Барокко и классицизм — менталитет, мировоззрение и стиль XVII века
Если идеалом эпохи Возрождения был гармонически совершенный человек, личность, для которой нет противоречий между личным и общественным, то человеку XVII века свойственно бесконечное столкновение этих начал; если для героя произведений искусства Ренессанса характерно было единство с внешним миром, природой, то герой Нового времени осознает свою зависимость от окружающей среды и внешних обстоятельств. Драматизм действительности, крушение идеала Возрождения привели к новым формам восприятия мира. Оптимистический реализм Возрождения сменяется чувством неустойчивого положения человека, для которого характерен тот или иной внутренний конфликт: столкновение прав личности и общественного долга, бунт против слепого подчинения авторитетам светской или церковной власти, осознание противоречивости бытия. Личности все труднее отыскать свое место в новых отношениях общества, которому все меньше нужен всесторонний человек Ренессанса и все больше, — чеповек-функция. Эта трагическая коллизия находит выражение в двух направлениях мысли, в двух способах соотношения с миром и, наконец, в двух художественных стилях — барокко и классицизме.

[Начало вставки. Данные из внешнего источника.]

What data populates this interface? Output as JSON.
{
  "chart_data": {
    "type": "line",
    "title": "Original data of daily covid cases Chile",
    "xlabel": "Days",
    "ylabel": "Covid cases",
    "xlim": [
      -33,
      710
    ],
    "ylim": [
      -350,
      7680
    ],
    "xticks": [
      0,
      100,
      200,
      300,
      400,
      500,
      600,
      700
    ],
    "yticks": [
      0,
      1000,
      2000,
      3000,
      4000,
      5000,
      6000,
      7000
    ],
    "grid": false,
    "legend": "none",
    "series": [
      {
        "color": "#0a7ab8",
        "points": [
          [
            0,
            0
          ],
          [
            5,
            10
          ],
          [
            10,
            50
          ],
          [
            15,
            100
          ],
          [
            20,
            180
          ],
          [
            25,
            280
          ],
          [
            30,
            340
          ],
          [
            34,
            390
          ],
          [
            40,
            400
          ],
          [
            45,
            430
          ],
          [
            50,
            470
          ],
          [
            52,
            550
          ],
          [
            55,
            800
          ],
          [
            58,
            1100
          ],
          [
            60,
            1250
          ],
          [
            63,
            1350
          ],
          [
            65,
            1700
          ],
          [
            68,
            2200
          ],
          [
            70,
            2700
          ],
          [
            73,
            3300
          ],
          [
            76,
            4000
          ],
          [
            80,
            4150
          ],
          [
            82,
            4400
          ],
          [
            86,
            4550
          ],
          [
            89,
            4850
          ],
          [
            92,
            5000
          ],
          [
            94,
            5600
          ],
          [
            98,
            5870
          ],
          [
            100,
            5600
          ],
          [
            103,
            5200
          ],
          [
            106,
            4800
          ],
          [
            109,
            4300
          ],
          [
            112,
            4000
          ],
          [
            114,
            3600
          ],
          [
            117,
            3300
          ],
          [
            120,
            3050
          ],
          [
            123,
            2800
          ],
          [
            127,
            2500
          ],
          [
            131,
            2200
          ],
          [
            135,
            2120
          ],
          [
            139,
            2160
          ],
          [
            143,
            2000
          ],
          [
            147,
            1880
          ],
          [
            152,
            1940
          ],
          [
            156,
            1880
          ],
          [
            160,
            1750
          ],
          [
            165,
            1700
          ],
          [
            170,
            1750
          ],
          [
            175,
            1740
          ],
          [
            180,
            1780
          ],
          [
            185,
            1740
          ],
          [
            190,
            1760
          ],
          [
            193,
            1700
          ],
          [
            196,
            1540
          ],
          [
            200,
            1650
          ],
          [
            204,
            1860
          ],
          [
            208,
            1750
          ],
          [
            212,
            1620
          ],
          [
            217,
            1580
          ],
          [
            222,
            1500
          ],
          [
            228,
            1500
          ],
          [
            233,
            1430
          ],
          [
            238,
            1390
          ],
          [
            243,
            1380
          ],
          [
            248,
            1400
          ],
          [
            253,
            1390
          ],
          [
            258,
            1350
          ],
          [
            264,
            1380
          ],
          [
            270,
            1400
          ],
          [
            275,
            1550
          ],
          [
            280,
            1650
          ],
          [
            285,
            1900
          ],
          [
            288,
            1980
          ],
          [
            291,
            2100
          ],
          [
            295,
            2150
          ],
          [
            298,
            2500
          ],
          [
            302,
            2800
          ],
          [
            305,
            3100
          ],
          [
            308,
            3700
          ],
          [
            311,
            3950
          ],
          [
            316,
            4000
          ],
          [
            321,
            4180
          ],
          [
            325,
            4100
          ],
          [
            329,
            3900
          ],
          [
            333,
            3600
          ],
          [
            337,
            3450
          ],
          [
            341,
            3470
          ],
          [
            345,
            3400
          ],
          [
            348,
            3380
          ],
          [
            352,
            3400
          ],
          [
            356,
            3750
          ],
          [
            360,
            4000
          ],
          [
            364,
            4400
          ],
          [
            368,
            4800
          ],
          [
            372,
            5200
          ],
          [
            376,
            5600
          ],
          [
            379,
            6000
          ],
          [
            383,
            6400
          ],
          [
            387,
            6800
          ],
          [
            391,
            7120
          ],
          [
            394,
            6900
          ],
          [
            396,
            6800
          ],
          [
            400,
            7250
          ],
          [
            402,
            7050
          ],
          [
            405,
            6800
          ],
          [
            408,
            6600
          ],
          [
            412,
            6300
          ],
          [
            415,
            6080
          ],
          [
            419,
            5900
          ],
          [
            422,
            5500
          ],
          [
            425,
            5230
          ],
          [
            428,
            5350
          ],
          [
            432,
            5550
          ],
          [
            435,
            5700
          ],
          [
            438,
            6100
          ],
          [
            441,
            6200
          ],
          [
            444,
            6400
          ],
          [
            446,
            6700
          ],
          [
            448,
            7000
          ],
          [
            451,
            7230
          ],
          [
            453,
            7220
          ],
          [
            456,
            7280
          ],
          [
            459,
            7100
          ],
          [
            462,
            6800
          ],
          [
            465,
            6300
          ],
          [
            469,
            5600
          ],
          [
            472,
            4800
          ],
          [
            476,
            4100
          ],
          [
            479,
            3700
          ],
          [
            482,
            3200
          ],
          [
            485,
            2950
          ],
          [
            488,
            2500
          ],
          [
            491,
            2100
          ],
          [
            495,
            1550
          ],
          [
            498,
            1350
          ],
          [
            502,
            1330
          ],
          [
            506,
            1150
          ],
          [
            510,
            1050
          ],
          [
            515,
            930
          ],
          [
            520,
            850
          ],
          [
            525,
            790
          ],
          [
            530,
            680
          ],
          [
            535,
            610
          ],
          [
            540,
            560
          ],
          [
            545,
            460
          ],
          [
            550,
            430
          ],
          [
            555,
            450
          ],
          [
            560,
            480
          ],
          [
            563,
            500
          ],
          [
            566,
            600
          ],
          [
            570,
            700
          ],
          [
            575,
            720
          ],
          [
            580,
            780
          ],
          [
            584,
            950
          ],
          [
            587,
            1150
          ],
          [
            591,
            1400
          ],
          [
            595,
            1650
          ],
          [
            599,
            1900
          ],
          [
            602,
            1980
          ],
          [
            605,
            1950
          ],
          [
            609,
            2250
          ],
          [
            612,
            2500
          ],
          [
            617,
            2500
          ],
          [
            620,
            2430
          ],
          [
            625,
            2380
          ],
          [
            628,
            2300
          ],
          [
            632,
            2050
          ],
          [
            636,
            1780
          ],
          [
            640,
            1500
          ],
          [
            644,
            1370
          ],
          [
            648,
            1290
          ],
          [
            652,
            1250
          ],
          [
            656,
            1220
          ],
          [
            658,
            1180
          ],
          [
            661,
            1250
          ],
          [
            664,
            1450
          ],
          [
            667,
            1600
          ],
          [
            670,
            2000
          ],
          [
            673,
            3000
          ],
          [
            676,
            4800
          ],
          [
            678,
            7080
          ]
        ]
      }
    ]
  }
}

Происхождение термина “барокко” неясно, известен лишь перевод с итальянского: странный, вычурный. Можно предположить, что бароккопредставляет собой не только художественный стиль (часто считают барокко лишь направлением искусства), но и особый образ отношения к миру и с миром. Он связан с кризисом идеалов гуманизма, общественно-политическими потрясениями, характерными для XVII века. Для менталитета человека барокко свойственны чувство растерянности и смятения, ощущение противоречивости мира, непостоянства счастья, всесилия рока и случая. Оптимистический идеал Ренессанса “сменяется пессимистической оценкой действительности, а восторженное преклонение перед человеком и его возможностями — подчеркиванием его двойственности, непоследовательности, испорченности”; постоянно осмысляется “несоответствие между видимостью вещей и их сущностью, ощущается разорванность бытия, столкновение между телесным и духовным началом, между привязанностью к чувственной красоте мира и осознанием бренности земного бытия” [121, т. 4, с. 64].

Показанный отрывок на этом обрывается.